Basically, I am trying to catch subdomains for my website (such as www.example.com
or help.example.com
). I followed the instructions of solutions such as this and this. For some reason, it identifies as:
This site can’t be reached. Check if there is a typo in www.example.com.
In general, this is what most answers said:
subdomain="<subdomain>"
argument in the decorator declaration in Flask.app.config['SERVER_NAME'] = "example.com:33507"
N.B. -> I wrote 33507 as the port Heroku uses.But even after performing all of these steps, it still didn't work.
The following Flask example code will respond to a subdomain called "api" and serve up the decorated api_index
route.

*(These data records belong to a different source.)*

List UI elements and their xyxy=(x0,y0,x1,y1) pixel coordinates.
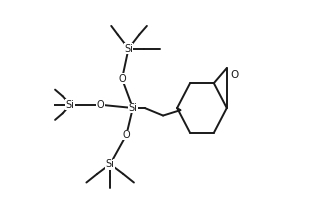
Text: O: O xyxy=(122,130,130,140)
Text: O: O xyxy=(230,70,238,79)
Text: Si: Si xyxy=(66,100,75,110)
Text: O: O xyxy=(118,74,126,84)
Text: Si: Si xyxy=(124,44,133,54)
Text: O: O xyxy=(97,100,104,110)
Text: Si: Si xyxy=(106,159,115,169)
Text: Si: Si xyxy=(128,103,137,113)
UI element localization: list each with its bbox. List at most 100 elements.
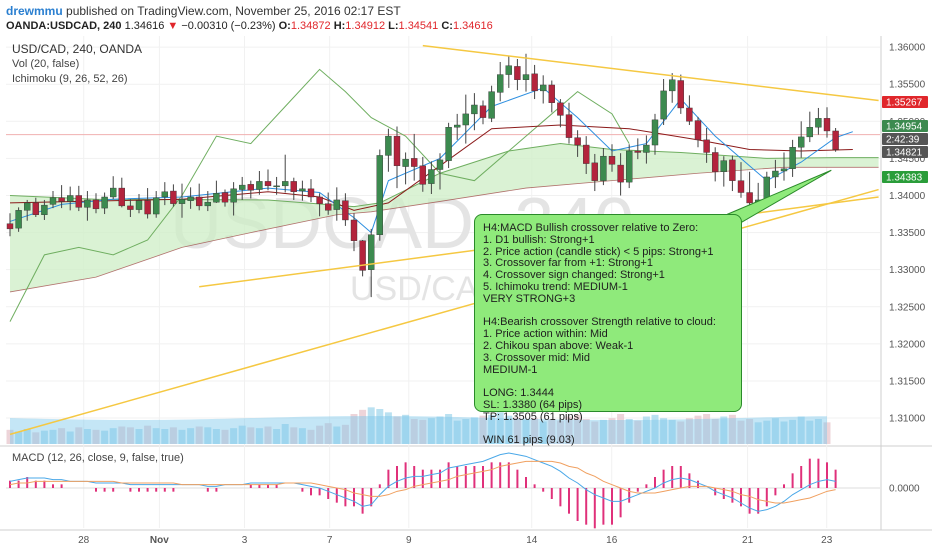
- candle-body: [557, 102, 564, 116]
- candle-body: [187, 196, 194, 201]
- candle-body: [247, 184, 255, 191]
- candle-body: [109, 187, 117, 198]
- candle-body: [832, 130, 839, 150]
- y-tick-label: 1.36000: [889, 43, 926, 54]
- volume-bar: [187, 428, 195, 444]
- y-tick-label: 1.35500: [889, 80, 926, 91]
- candle-body: [24, 202, 31, 211]
- volume-bar: [591, 421, 599, 444]
- volume-bar: [470, 417, 478, 444]
- volume-bar: [6, 429, 14, 444]
- volume-bar: [703, 414, 711, 444]
- open-value: 1.34872: [290, 20, 331, 32]
- legend-volume[interactable]: Vol (20, false): [12, 58, 80, 70]
- volume-bar: [298, 428, 306, 444]
- y-tick-label: 1.32500: [889, 302, 926, 313]
- author-link[interactable]: drewmmu: [6, 4, 63, 18]
- candle-body: [333, 199, 340, 210]
- volume-bar: [505, 415, 513, 444]
- volume-bar: [462, 419, 470, 444]
- analysis-note[interactable]: H4:MACD Bullish crossover relative to Ze…: [474, 214, 742, 446]
- candle-body: [49, 197, 57, 205]
- volume-bar: [376, 409, 384, 444]
- volume-bar: [556, 420, 564, 444]
- candle-body: [359, 240, 366, 271]
- candle-body: [712, 152, 719, 172]
- candle-body: [264, 181, 272, 187]
- symbol-label: OANDA:USDCAD, 240: [6, 20, 122, 32]
- candle-body: [15, 210, 22, 229]
- candle-body: [583, 144, 590, 164]
- volume-bar: [212, 429, 220, 444]
- volume-bar: [419, 419, 427, 444]
- volume-bar: [281, 424, 289, 444]
- indicator-legend: USD/CAD, 240, OANDA Vol (20, false) Ichi…: [12, 42, 142, 87]
- candle-body: [273, 185, 280, 188]
- candle-body: [806, 127, 813, 138]
- volume-bar: [651, 414, 659, 444]
- x-tick-label: 3: [242, 535, 248, 546]
- candle-body: [368, 234, 375, 270]
- volume-bar: [126, 427, 134, 444]
- price-change: −0.00310 (−0.23%): [181, 20, 276, 32]
- note-line: 1. Price action within: Mid: [483, 328, 608, 341]
- note-line: LONG: 1.3444: [483, 387, 554, 400]
- candle-body: [445, 127, 452, 161]
- candle-body: [170, 190, 177, 204]
- legend-symbol[interactable]: USD/CAD, 240, OANDA: [12, 42, 143, 56]
- volume-bar: [316, 425, 324, 444]
- candle-body: [428, 169, 435, 184]
- candle-body: [6, 223, 14, 230]
- volume-bar: [402, 414, 410, 444]
- low-label: L:: [388, 20, 399, 32]
- candle-body: [694, 120, 702, 141]
- y-tick-label: 1.34000: [889, 191, 926, 202]
- volume-bar: [49, 429, 57, 444]
- close-value: 1.34616: [452, 20, 493, 32]
- volume-bar: [58, 428, 66, 444]
- candle-body: [780, 168, 788, 172]
- candle-body: [497, 74, 504, 93]
- volume-bar: [247, 427, 255, 444]
- volume-bar: [582, 419, 590, 444]
- y-tick-label: 1.31500: [889, 376, 926, 387]
- volume-bar: [642, 416, 650, 444]
- volume-bar: [565, 416, 573, 444]
- candle-body: [316, 196, 323, 204]
- volume-bar: [367, 407, 375, 444]
- legend-ichimoku[interactable]: Ichimoku (9, 26, 52, 26): [12, 73, 128, 85]
- volume-bar: [625, 419, 633, 444]
- x-tick-label: 16: [606, 535, 618, 546]
- volume-bar: [513, 417, 521, 444]
- y-tick-label: 1.31000: [889, 414, 926, 425]
- volume-bar: [574, 414, 582, 444]
- volume-bar: [789, 419, 797, 444]
- volume-bar: [307, 429, 315, 444]
- volume-bar: [92, 429, 100, 444]
- volume-ma-area: [10, 416, 827, 444]
- x-tick-label: 21: [742, 535, 754, 546]
- open-label: O:: [278, 20, 291, 32]
- volume-bar: [178, 429, 186, 444]
- published-text: published on TradingView.com, November 2…: [66, 4, 401, 18]
- x-tick-label: 28: [78, 535, 90, 546]
- price-tag: [882, 146, 928, 158]
- volume-bar: [333, 426, 341, 444]
- volume-bar: [238, 425, 246, 444]
- candle-body: [488, 91, 495, 119]
- volume-bar: [453, 420, 461, 444]
- volume-bar: [109, 428, 117, 444]
- volume-bar: [144, 425, 152, 444]
- candle-body: [178, 198, 186, 204]
- volume-bar: [797, 416, 805, 444]
- candle-body: [505, 65, 512, 75]
- y-tick-label: 1.33000: [889, 265, 926, 276]
- candle-body: [127, 205, 134, 210]
- legend-macd[interactable]: MACD (12, 26, close, 9, false, true): [12, 452, 184, 464]
- volume-bar: [118, 426, 126, 444]
- volume-bar: [548, 419, 556, 444]
- price-tag-label: 1.34821: [886, 148, 923, 159]
- volume-bar: [660, 418, 668, 444]
- volume-bar: [393, 416, 401, 444]
- note-line: 3. Crossover mid: Mid: [483, 351, 590, 364]
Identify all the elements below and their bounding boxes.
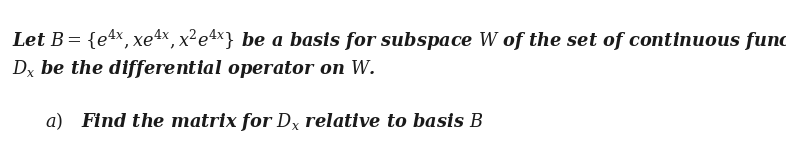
Text: $D_x$ be the differential operator on $W$.: $D_x$ be the differential operator on $W… (12, 58, 375, 80)
Text: Let $B = \{e^{4x},xe^{4x},x^2e^{4x}\}$ be a basis for subspace $W$ of the set of: Let $B = \{e^{4x},xe^{4x},x^2e^{4x}\}$ b… (12, 28, 786, 53)
Text: $a)$   Find the matrix for $D_x$ relative to basis $B$: $a)$ Find the matrix for $D_x$ relative … (45, 110, 483, 133)
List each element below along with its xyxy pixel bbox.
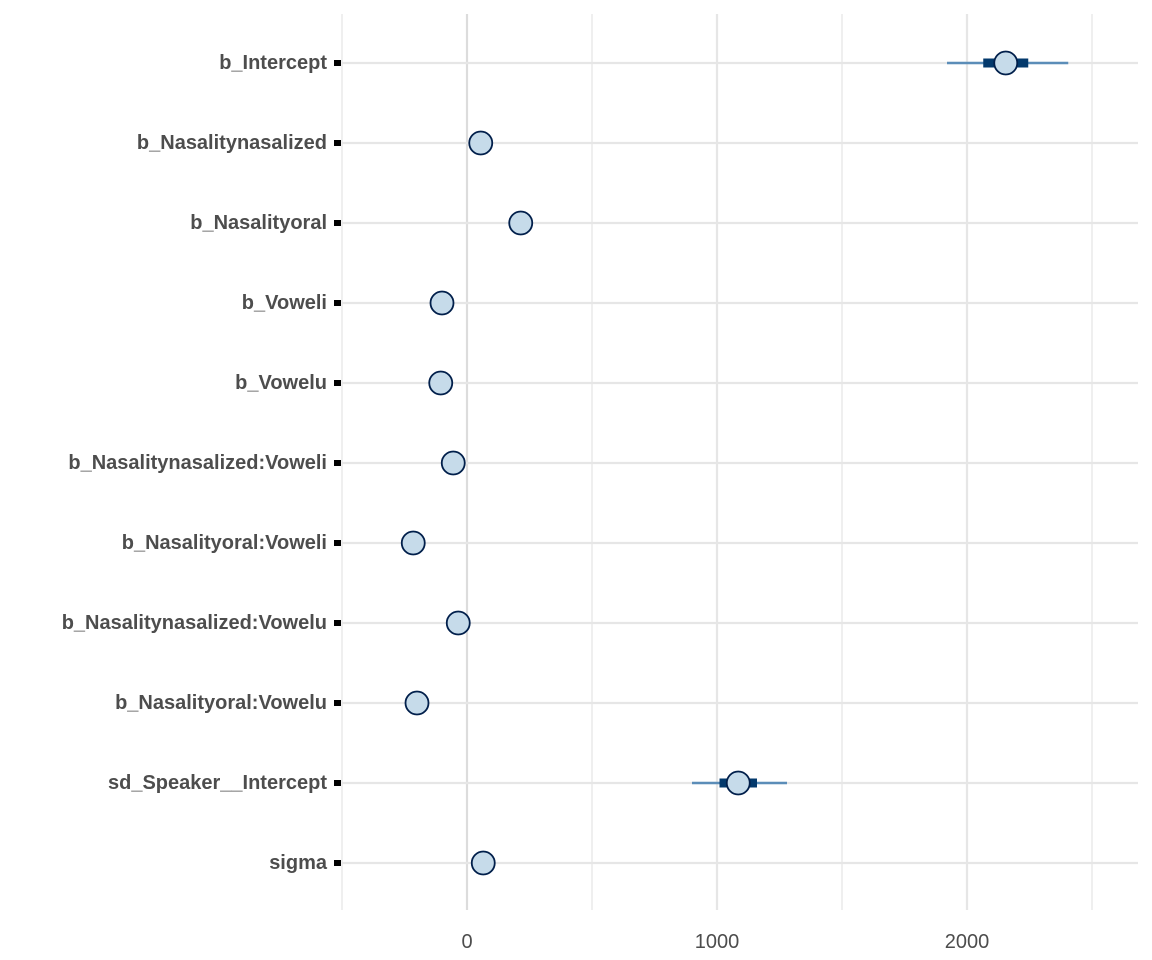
- y-tick-label: b_Vowelu: [235, 372, 327, 394]
- y-tick-mark: [334, 300, 341, 306]
- estimate-point: [440, 450, 466, 476]
- y-axis-labels: b_Intercept b_Nasalitynasalized b_Nasality…: [62, 52, 341, 874]
- y-tick-label: b_Nasalityoral:Voweli: [122, 532, 327, 554]
- estimate-point: [470, 850, 496, 876]
- estimate-point: [468, 130, 494, 156]
- estimate-point: [404, 690, 430, 716]
- y-tick-mark: [334, 460, 341, 466]
- y-tick-label: b_Nasalityoral: [190, 212, 327, 234]
- y-tick-label: b_Nasalitynasalized: [137, 132, 327, 154]
- x-axis-labels: 0 1000 2000: [461, 931, 989, 953]
- estimate-point: [429, 290, 455, 316]
- estimate-points: [400, 50, 1019, 876]
- y-tick-mark: [334, 700, 341, 706]
- y-tick-label: b_Nasalitynasalized:Vowelu: [62, 612, 327, 634]
- y-tick-mark: [334, 860, 341, 866]
- y-tick-label: b_Intercept: [219, 52, 327, 74]
- estimate-point: [445, 610, 471, 636]
- grid-lines: [341, 14, 1138, 910]
- estimate-point: [993, 50, 1019, 76]
- y-tick-mark: [334, 540, 341, 546]
- y-tick-label: b_Nasalityoral:Vowelu: [115, 692, 327, 714]
- x-tick-label: 0: [461, 931, 472, 953]
- estimate-point: [428, 370, 454, 396]
- y-tick-mark: [334, 220, 341, 226]
- y-tick-mark: [334, 620, 341, 626]
- y-tick-mark: [334, 60, 341, 66]
- estimate-point: [725, 770, 751, 796]
- estimate-point: [400, 530, 426, 556]
- y-tick-label: b_Nasalitynasalized:Voweli: [68, 452, 327, 474]
- y-tick-label: b_Voweli: [242, 292, 327, 314]
- y-tick-label: sd_Speaker__Intercept: [108, 772, 327, 794]
- y-tick-mark: [334, 140, 341, 146]
- estimate-point: [508, 210, 534, 236]
- y-tick-label: sigma: [269, 852, 328, 874]
- y-tick-mark: [334, 380, 341, 386]
- y-tick-mark: [334, 780, 341, 786]
- x-tick-label: 1000: [695, 931, 740, 953]
- x-tick-label: 2000: [945, 931, 990, 953]
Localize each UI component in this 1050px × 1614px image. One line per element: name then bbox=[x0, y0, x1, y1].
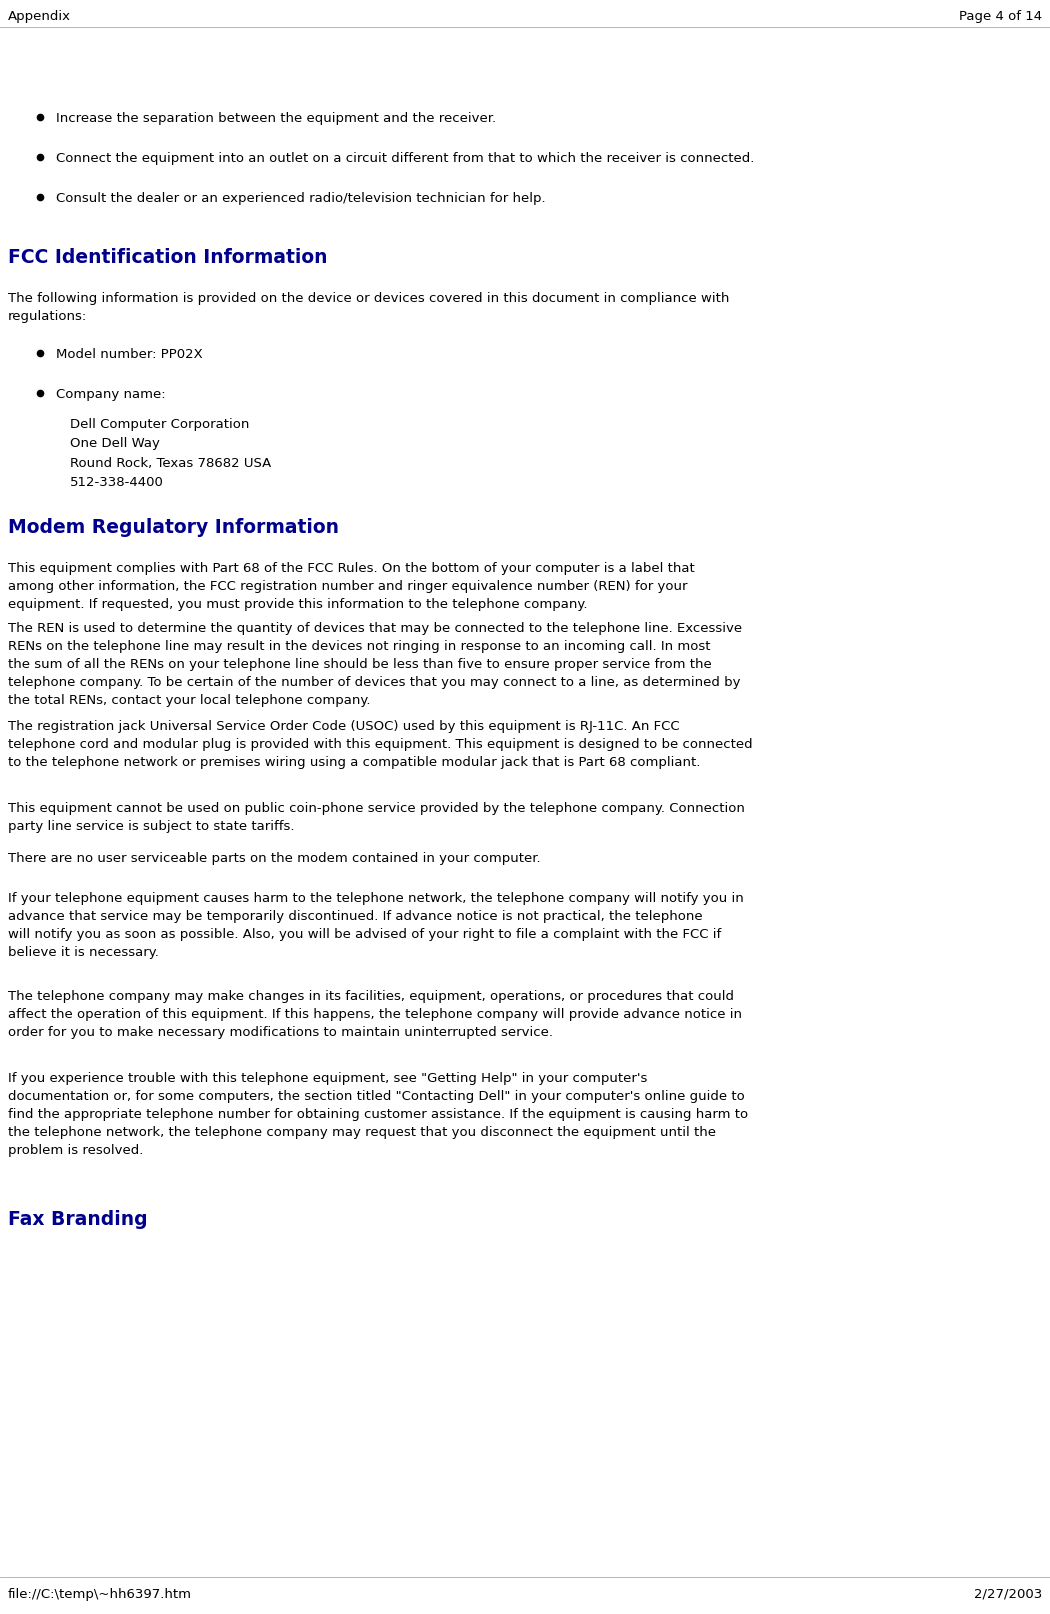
Text: Consult the dealer or an experienced radio/television technician for help.: Consult the dealer or an experienced rad… bbox=[56, 192, 546, 205]
Text: 2/27/2003: 2/27/2003 bbox=[973, 1587, 1042, 1599]
Text: FCC Identification Information: FCC Identification Information bbox=[8, 249, 328, 266]
Text: Fax Branding: Fax Branding bbox=[8, 1209, 148, 1228]
Text: This equipment cannot be used on public coin-phone service provided by the telep: This equipment cannot be used on public … bbox=[8, 802, 744, 833]
Text: The REN is used to determine the quantity of devices that may be connected to th: The REN is used to determine the quantit… bbox=[8, 621, 742, 707]
Text: Company name:: Company name: bbox=[56, 387, 166, 400]
Text: The following information is provided on the device or devices covered in this d: The following information is provided on… bbox=[8, 292, 730, 323]
Text: file://C:\temp\~hh6397.htm: file://C:\temp\~hh6397.htm bbox=[8, 1587, 192, 1599]
Text: If you experience trouble with this telephone equipment, see "Getting Help" in y: If you experience trouble with this tele… bbox=[8, 1072, 748, 1156]
Text: If your telephone equipment causes harm to the telephone network, the telephone : If your telephone equipment causes harm … bbox=[8, 891, 743, 959]
Text: Appendix: Appendix bbox=[8, 10, 71, 23]
Text: Increase the separation between the equipment and the receiver.: Increase the separation between the equi… bbox=[56, 111, 496, 124]
Text: Model number: PP02X: Model number: PP02X bbox=[56, 347, 203, 362]
Text: This equipment complies with Part 68 of the FCC Rules. On the bottom of your com: This equipment complies with Part 68 of … bbox=[8, 562, 695, 610]
Text: The registration jack Universal Service Order Code (USOC) used by this equipment: The registration jack Universal Service … bbox=[8, 720, 753, 768]
Text: Dell Computer Corporation
One Dell Way
Round Rock, Texas 78682 USA
512-338-4400: Dell Computer Corporation One Dell Way R… bbox=[70, 418, 271, 489]
Text: Page 4 of 14: Page 4 of 14 bbox=[959, 10, 1042, 23]
Text: There are no user serviceable parts on the modem contained in your computer.: There are no user serviceable parts on t… bbox=[8, 852, 541, 865]
Text: Modem Regulatory Information: Modem Regulatory Information bbox=[8, 518, 339, 537]
Text: The telephone company may make changes in its facilities, equipment, operations,: The telephone company may make changes i… bbox=[8, 989, 742, 1038]
Text: Connect the equipment into an outlet on a circuit different from that to which t: Connect the equipment into an outlet on … bbox=[56, 152, 754, 165]
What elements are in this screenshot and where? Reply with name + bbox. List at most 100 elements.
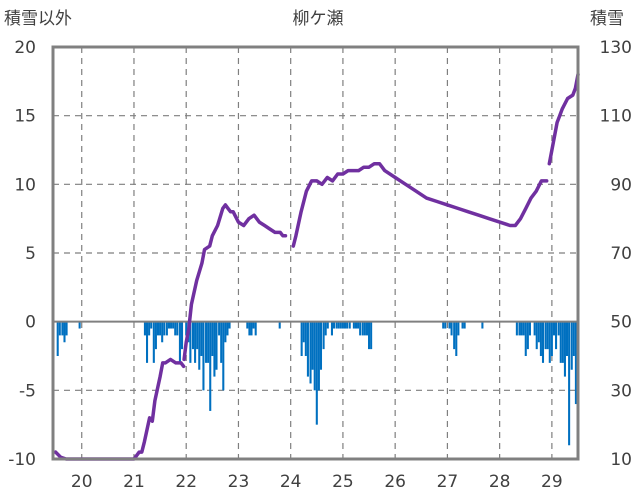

Note for this to work I didn't specify the port for the server name config.
from flask import Flask, jsonify
app = Flask(__name__, subdomain_matching=True)
app.config['SERVER_NAME'] = "example.com"
@app.route("/")
def index():
return "Welcome"
@app.route("/", subdomain="api")
def api_index():
return jsonify({"message": "Welcome"})
In Heroku, you will need to add a custom domain for each subdomain you require. It is possible to use a wildcard but you will have to provide your own certificate.
I've just tried this successfully on Heroku with the following Procfile
web: gunicorn app:app --log-file=-
And the following dependencies using Pipenv
[[source]]
url = "https://pypi.org/simple"
verify_ssl = true
name = "pypi"
[packages]
flask = "*"
gunicorn = "*"
[dev-packages]
[requires]
python_version = "3.11"
If this doesn't help, you can edit your message to include your code?